Heading into this rate decision, I expected a hawkish hold. At this point in the cycle, any meeting that doesn’t have a hike is expected to have hawkish language. Probably in 2019 or 2020, the Fed will turn off the spigot of rate hikes, but not yet. As expected, we didn’t get a rate hike. The unexpected part, in my opinion, was the slightly dovish statement which tempers the chances of 4 rate hikes this year. The market had drifted in that hawkish direction because of the increased inflation pressures even though economic growth hasn’t been as high as expected. Fewer rate hikes could extend this business cycle into 2020 as the yield curve remains normal.

Specific Changes To The Fed Statement

Let’s review the changes made to the statement to determine if there were new changes to the FOMC’s guidance. The first change states jobs growth has been strong on average. The “on average” part was added. This reflects the recent lumpiness of the figure as there were only 103,000 jobs added in March which missed estimates for 185,000 jobs added. Essentially, the Fed has made the change to be more statistically accurate without changing the implications behind the statement.
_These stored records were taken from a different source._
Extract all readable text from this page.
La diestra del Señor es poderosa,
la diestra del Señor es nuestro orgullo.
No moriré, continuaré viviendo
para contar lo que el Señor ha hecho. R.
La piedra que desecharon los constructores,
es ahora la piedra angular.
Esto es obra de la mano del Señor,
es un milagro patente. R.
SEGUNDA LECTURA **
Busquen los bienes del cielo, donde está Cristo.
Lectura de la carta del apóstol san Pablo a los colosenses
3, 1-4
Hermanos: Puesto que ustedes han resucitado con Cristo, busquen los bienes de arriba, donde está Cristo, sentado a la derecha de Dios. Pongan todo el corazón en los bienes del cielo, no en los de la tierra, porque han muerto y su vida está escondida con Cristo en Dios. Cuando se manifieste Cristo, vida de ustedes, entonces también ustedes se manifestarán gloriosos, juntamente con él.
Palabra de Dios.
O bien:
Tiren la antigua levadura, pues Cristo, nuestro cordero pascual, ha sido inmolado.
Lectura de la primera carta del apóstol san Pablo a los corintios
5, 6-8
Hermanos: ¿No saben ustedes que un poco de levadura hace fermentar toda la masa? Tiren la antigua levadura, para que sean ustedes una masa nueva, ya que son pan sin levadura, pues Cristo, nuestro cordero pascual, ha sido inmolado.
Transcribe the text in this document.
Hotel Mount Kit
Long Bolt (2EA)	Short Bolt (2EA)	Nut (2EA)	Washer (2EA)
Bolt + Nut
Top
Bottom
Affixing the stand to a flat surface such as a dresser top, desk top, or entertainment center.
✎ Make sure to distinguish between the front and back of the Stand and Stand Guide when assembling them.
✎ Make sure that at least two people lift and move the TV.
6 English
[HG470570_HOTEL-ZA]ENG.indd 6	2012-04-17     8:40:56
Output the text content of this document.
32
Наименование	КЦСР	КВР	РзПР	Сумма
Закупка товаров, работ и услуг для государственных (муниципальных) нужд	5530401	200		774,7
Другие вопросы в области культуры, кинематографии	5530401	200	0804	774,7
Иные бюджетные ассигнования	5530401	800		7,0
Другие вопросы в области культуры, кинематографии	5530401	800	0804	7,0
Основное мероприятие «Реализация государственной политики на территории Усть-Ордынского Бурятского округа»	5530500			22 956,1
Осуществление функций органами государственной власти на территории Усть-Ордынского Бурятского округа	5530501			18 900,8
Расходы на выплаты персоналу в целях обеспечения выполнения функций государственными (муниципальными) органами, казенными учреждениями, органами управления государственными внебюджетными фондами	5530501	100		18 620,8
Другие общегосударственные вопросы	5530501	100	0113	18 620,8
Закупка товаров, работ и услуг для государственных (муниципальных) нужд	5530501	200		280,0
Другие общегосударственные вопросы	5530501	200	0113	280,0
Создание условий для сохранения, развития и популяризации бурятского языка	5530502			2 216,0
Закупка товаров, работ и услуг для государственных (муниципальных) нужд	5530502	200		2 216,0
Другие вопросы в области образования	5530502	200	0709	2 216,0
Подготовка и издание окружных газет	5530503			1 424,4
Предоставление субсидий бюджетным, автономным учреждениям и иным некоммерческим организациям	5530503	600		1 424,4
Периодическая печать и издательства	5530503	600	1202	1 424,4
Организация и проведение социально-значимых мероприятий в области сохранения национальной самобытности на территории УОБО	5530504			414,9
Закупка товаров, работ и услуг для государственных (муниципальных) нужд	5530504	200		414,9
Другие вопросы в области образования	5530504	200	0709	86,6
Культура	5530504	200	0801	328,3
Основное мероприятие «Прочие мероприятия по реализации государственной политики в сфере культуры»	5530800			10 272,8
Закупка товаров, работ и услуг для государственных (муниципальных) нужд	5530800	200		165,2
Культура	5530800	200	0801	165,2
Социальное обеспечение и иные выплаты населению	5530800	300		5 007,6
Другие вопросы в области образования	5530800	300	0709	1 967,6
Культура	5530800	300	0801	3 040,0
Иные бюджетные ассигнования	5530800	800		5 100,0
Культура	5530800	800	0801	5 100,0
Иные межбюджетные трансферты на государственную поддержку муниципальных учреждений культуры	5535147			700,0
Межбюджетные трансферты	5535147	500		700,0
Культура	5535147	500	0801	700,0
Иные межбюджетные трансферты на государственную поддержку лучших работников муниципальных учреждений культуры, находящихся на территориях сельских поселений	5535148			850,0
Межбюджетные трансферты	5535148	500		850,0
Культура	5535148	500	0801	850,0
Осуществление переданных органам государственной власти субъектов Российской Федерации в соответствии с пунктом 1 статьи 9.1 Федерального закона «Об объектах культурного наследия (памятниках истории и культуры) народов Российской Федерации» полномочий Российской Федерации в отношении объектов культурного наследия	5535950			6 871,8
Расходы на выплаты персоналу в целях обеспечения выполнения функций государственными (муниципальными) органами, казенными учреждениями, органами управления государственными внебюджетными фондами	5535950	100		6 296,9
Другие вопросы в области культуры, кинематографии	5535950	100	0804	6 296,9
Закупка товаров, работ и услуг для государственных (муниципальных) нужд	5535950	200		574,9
The next change made is that the Fed thinks business fixed investment has continued to grow strongly. That’s a hawkish change since anything positive about the economy signals more rate hikes are possible. The S&P 500 firms reporting earnings seem to be suggesting they are plowing the capital they got from the tax cut into capex. That’s a great sign for improved business fixed investment growth for the rest of the year. On the negative side, the private nonresidential fixed investment grew 7.3% in Q1 2018. While that is reasonably strong, the Q4 growth rate was 7.7%. That doesn’t justify an upgrade in the evaluation of business investment growth.

The next change is the point that the core inflation has come close to the Fed’s target instead of staying below the target. This is simply pointing out the changes in the data. The Fed’s goal has basically been met for the time being. Investors need to realize that the core PCE has been above the Fed’s target this expansion, but it hasn’t stayed above or at the target for any sustainable time period in the past 9 years. Specifically, the core PCE growth stayed above 2% for 4 months in 2012. High inflation is actually a terrible thing so I wouldn’t be rooting for higher inflation if I was a bull. I won’t be worried about core PCE unless it hits 2.5% which is unlikely for the next few months.